To determine adequate nurse staffing requires a complex process that changes on a shift-by-shift basis and requires close coordination between management and nursing based on patient acuity and turnover, availability of support staff, skill mix, and many other factors.

The Magnet Hospital Recognition Program, administered by the American Nurses Credentialing Center (a subsidiary of the American Nurses Association), seeks to recognize hospitals that deliver superior patient care and, partly on this basis, attract and retain high-quality nurses. To patients, this recognition means the very best care delivered by nurses who are supported so that they can be the very best they are capable of being.

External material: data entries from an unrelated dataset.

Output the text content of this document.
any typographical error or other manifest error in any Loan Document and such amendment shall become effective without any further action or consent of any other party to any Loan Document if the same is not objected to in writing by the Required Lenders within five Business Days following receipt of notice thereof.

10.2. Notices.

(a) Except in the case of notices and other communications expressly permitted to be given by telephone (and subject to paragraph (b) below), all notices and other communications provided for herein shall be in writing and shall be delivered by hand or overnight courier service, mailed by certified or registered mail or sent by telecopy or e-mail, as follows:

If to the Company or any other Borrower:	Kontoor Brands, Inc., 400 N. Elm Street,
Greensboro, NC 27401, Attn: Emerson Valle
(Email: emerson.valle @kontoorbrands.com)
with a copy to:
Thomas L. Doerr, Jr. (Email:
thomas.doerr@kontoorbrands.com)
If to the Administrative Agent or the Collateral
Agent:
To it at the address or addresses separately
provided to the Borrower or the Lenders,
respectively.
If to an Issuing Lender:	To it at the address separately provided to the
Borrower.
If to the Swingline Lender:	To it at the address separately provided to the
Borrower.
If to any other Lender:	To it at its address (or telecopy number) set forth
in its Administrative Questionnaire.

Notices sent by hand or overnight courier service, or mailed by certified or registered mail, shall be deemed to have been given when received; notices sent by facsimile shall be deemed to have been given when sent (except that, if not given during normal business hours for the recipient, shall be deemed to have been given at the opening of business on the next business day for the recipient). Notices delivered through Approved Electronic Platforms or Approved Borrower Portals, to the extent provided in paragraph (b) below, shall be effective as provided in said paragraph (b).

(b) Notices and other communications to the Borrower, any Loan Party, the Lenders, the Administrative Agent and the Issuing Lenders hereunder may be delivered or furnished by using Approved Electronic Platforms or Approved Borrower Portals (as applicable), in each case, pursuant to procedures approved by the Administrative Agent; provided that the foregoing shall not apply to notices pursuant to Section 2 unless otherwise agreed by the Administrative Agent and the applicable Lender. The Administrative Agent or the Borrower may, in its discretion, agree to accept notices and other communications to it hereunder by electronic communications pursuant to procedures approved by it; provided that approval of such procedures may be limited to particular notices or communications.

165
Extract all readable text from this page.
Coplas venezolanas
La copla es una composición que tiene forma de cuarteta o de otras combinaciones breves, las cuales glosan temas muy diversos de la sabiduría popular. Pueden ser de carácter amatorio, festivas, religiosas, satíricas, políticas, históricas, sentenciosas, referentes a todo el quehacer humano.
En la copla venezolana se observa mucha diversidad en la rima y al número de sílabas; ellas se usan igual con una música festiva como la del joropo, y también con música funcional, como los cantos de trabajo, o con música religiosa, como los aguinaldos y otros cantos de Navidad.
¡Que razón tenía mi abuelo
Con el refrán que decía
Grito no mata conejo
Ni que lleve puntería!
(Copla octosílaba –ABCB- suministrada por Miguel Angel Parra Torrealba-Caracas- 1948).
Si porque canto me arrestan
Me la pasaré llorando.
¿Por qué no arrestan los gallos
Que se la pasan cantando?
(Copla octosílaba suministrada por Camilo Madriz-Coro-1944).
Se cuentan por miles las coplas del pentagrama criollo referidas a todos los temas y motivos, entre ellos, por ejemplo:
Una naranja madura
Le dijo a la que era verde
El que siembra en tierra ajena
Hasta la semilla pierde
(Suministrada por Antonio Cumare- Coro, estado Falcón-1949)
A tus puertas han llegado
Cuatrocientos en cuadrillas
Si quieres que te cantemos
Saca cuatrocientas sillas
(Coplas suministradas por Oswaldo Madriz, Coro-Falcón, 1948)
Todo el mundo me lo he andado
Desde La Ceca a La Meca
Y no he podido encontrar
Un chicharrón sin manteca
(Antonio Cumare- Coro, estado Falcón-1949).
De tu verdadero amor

Hospital administrators should ensure adequate nurse staffing to provide the safest patient care. This could be achieved through better nurse recruitment and retention practices, together with methods of managing burnout and fatigue (AHRQ, 2019j; QPC, 2021; Columbia University Irving Medical Center, 2019).

Leadership

As the field of safety has grown, so has the recognition that organizational leadership plays a significant role in prioritizing patient safety. In the past, hospital board members have been leaders in the community who may have little or no healthcare experience. Despite being accountable for the quality and safety of the care being provided in their organization, the boards, executives, and medical staff leadership at most U.S. hospitals placed little importance on identifying and addressing issues of safety. Today there is a shift toward more direct oversight of safety and quality of care at the organizational level.

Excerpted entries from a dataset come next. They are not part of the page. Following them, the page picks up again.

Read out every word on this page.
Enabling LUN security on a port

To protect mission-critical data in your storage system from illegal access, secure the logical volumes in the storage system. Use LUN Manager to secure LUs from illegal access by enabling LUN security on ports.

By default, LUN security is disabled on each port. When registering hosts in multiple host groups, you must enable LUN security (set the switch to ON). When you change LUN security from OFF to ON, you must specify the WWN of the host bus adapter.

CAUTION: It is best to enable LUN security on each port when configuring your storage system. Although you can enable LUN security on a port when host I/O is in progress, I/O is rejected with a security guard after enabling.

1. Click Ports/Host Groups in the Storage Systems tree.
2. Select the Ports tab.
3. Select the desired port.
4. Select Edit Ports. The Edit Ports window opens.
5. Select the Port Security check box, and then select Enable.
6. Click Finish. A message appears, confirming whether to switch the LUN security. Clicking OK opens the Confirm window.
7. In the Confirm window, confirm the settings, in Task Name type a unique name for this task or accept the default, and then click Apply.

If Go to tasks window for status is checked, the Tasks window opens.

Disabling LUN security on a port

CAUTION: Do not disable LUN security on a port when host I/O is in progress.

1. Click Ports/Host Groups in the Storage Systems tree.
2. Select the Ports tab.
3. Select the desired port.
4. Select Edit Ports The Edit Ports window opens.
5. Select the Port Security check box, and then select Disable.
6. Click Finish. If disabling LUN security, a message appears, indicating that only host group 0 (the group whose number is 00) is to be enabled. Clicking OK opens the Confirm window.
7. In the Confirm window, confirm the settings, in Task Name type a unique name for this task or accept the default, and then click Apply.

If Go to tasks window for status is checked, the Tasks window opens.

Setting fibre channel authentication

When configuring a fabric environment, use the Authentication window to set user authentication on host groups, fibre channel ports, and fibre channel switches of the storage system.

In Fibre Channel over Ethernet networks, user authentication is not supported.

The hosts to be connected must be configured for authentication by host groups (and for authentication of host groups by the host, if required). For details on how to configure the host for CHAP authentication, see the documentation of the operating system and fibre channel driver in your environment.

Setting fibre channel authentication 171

Hospital boards now use strategic initiatives to influence quality and safety, however data shows that executives and management can further improve safety by having more direct interactions with frontline workers. Visits by management (walk-arounds) to clinical areas to engage in open and frank discussions with the staff about safety concerns have been shown to have a positive impact on safety culture. To be credible among frontline staff during these walk-arounds, however, it is important that issues raised by the staff be addressed promptly and that leaders follow up sufficiently after an error has been reported.

Leadership can also directly address safety concerns by recognizing and managing disruptive and unprofessional behavior by clinicians. As boards have oversight over the medical staff, they have the ability to ensure unprofessional or incompetent clinicians do not put patients at risk.

Some organizations have developed a structured approach that emphasizes early intervention by hospital leadership for clinicians who display recurrent unprofessional behavior or are the subject of multiple patient complaints (AHRQ, 2019k).